Alors qu’il dressait le bilan de la présence de Mayotte au 3e forum des RUP à Bruxelles en septembre dernier, Daniel Zaïdani affirme que Mayotte vient de perdre 44 M€ «car les autres se sont servis». Une certaine concurrence avec La Réunion commence à se faire jour.
Ce devait être un moment consensuel. La réunion débutée (avec 50 minutes de retard) vendredi après-midi promettait de rassembler les membres de la délégation qui a représenté Mayotte à Bruxelles pour le 3e forum des régions ultrapériphériques. Si l’ensemble des participants –politiques, et socio-professionnels- s’est réjoui du déroulement de l’événement, deux préoccupations se sont imposées dans les débats.
Tous s’accordent à dire que si l’Europe est une chance pour Mayotte, l’inverse est également vrai car notre département permet une véritable présence du Vieux continent dans le Nord du Canal du Mozambique.
L’Europe reconnaît logiquement une place particulière à notre département sur certains questions comme celle de la pêche: avec la Guyane, Mayotte est invitée début décembre pour une rencontre avec le comité des pêches à Bruxelles. Et la rencontre intervient alors que des mesures de compensations des surcoûts pour la pêche et l’aquaculture à Mayotte sont enfin actées.
L’enjeu économique est de taille : «Nous ne visons pas l’exportation mais la production pour le marché local, rappelle Régis Masséaux alors que Mayotte réalise «1.500 kg d’importations de produits de pêche chaque année.»
La Réunion installe des intérêts dans la zone
Lors du forum de RUP à Bruxelles, de nombreux contacts ont été noués avec des membres de la Commission mais également avec d’autres RUP comme les Açores pour faire avancer nos intérêts sur ce dossier mais il se pourrait que la compétition provienne d’un front que nous n’attendions pas.
Notre place est tellement stratégique que La Réunion se positionne dans la zone. En investissant dans le secteur de la pêche en particulier aux Seychelles, «il ne faudrait pas que les Réunionnais, jaloux de perdre leur monopole européen dans la région, viennent participer au pillage de notre zone économique exclusive», prévient Régis Masséaux, président du syndicat des pêcheurs de Mayotte.

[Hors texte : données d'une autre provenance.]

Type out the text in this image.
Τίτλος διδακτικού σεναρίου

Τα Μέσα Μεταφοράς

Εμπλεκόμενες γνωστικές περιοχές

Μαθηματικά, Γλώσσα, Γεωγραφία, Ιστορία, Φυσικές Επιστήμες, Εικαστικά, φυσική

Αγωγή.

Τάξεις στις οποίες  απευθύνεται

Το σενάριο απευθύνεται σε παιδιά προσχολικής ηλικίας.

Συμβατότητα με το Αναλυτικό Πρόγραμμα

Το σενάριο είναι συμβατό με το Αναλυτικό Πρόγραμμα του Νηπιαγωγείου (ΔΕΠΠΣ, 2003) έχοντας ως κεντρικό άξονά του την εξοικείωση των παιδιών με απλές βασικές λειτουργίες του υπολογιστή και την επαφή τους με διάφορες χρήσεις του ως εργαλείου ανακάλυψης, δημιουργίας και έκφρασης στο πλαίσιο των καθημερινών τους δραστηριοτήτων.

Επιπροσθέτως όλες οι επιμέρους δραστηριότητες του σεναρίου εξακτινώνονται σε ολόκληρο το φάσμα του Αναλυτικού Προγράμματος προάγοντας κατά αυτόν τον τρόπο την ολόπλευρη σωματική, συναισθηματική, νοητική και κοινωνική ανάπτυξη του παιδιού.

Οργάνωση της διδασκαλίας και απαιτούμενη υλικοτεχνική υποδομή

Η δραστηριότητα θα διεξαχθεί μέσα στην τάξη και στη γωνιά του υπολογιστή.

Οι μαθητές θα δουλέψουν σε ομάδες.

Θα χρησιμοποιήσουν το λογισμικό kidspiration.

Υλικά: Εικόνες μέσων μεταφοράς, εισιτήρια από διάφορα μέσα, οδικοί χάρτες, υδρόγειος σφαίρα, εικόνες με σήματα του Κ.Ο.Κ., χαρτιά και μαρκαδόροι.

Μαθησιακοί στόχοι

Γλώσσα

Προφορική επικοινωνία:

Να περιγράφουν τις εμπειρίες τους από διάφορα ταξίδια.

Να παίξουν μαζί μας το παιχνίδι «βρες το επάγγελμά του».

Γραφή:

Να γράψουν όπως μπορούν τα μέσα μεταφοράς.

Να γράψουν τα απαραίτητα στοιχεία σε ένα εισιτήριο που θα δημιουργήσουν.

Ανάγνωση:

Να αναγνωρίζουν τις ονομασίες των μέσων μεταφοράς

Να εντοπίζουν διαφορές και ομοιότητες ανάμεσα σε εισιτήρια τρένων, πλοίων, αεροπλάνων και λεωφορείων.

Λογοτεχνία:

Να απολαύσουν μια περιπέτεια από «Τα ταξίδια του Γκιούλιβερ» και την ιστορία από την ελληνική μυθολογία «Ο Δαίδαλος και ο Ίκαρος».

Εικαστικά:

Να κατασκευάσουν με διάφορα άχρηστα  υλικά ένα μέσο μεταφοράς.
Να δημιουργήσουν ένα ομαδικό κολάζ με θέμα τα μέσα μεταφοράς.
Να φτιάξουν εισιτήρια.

«Les Réunionnais ont appris à s’organiser et à faire front commun dans les années 1990», souligne Bacar Ali Boto, 1er adjoint au maire de Mamoudzou, pointant du doigt une faiblesse de Mayotte. L’élu est convaincu de la nécessité de copier cette méthode, il propose d’ailleurs au conseil général de «coordonner les politiques de coopération des communes et celle du conseil général», en rapprochant les services pour «travailler ensemble» vers l’extérieur.

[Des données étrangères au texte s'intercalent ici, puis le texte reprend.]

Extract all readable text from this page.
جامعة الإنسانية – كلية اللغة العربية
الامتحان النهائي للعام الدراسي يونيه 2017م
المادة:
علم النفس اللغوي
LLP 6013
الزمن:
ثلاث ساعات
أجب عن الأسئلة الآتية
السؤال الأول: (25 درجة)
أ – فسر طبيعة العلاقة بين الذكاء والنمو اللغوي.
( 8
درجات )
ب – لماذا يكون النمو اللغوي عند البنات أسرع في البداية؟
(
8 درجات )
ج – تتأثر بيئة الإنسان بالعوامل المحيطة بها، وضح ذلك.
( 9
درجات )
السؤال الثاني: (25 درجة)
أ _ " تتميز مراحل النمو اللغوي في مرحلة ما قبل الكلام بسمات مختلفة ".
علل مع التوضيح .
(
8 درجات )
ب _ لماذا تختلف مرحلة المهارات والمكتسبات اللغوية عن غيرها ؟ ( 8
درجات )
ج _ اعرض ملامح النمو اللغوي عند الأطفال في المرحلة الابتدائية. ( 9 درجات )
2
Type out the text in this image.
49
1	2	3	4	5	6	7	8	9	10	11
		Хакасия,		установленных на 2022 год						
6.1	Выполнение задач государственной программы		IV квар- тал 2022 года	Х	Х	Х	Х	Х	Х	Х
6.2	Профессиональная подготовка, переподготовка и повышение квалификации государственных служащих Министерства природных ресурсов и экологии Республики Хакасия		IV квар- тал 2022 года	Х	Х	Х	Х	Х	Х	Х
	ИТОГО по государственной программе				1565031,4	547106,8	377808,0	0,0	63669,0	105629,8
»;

La proposition a été immédiatement acceptée avec enthousiasme par Daniel Zaïdani. Le président du CG rappelle que, «plus que jamais, nous avons la nécessité de défendre le positionnement de Mayotte au sein de l’Union européenne sur 2 fronts : vers Bruxelles mais aussi vers Paris.»
«Nous avons perdu 44 millions»
Et le président Zaïdani de lâcher une information qui l’a fortement mécontenté : «400 millions d’euros étaient à répartir entre les RUP au titre du FEDER RUP (fonds européens de développement économique) et la répartition s’est faite sans Mayotte ! Compte tenu de notre population, nous avons perdu 44 millions qui auraient pu s’ajouter à ce que nous avions déjà. Au final, il ne nous reste plus que 2,8 millions d’euros parce que les autres s’étaient déjà servis !»

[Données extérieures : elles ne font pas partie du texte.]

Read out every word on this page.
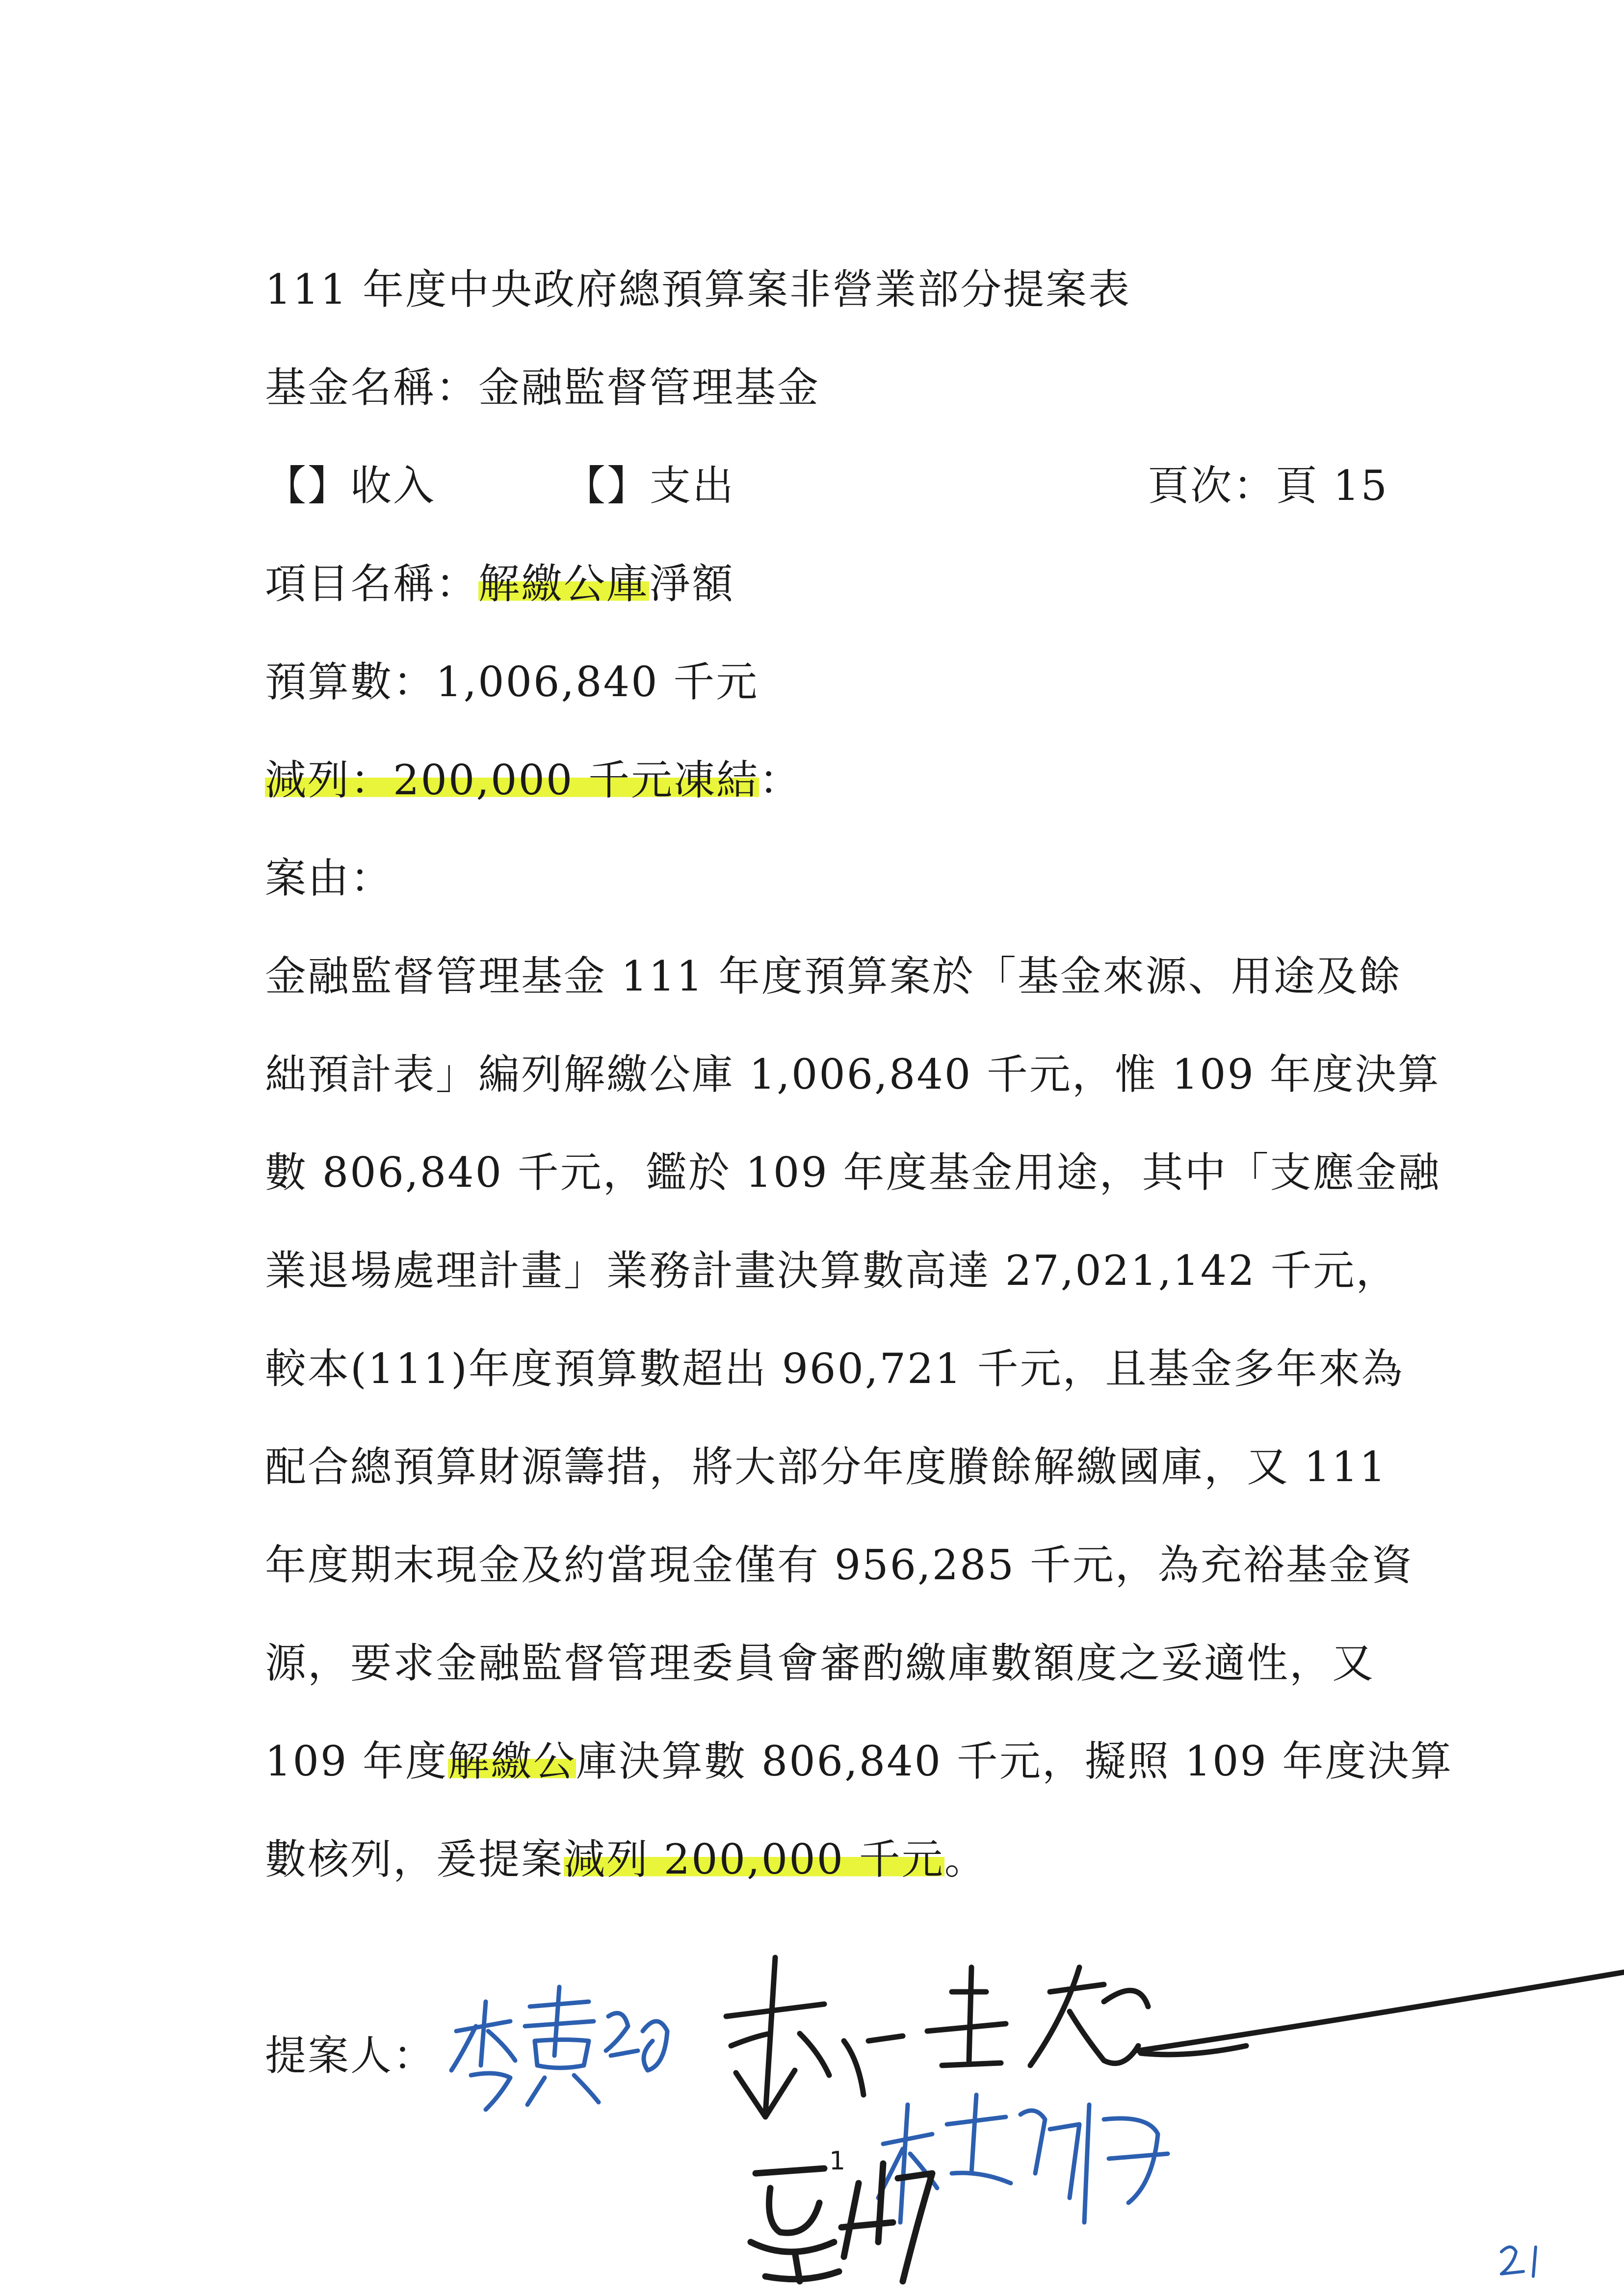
111 年度中央政府總預算案非營業部分提案表
基金名稱：金融監督管理基金
【】收入	【】支出	頁次：頁 15
項目名稱：解繳公庫淨額
預算數：1,006,840 千元
減列：200,000 千元凍結：
案由：
金融監督管理基金 111 年度預算案於「基金來源、用途及餘
絀預計表」編列解繳公庫 1,006,840 千元，惟 109 年度決算
數 806,840 千元，鑑於 109 年度基金用途，其中「支應金融
業退場處理計畫」業務計畫決算數高達 27,021,142 千元，
較本(111)年度預算數超出 960,721 千元，且基金多年來為
配合總預算財源籌措，將大部分年度賸餘解繳國庫，又 111
年度期末現金及約當現金僅有 956,285 千元，為充裕基金資
源，要求金融監督管理委員會審酌繳庫數額度之妥適性，又
109 年度解繳公庫決算數 806,840 千元，擬照 109 年度決算
數核列，爰提案減列 200,000 千元。
提案人：
1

Et le président du CG de conclure : «Nous avons le PIB le plus faible de toute l’Union européenne. Au moment où on nous explique que le PIB de La Réunion a doublé en 15 ans, ils touchent plus de 2 milliards de fonds européens… Je ne pense pas que réclamer notre dû leur fasse du tort !»
Finalement, Daniel Zaïdani réclame, une fois encore, au gouvernement, qu’il installe à Mayotte un préfet de région qui serait à la tête de services de l’Etat régionalisés, des affaires maritimes à l’ARS, et qui ne dépendraient ainsi plus de La Réunion.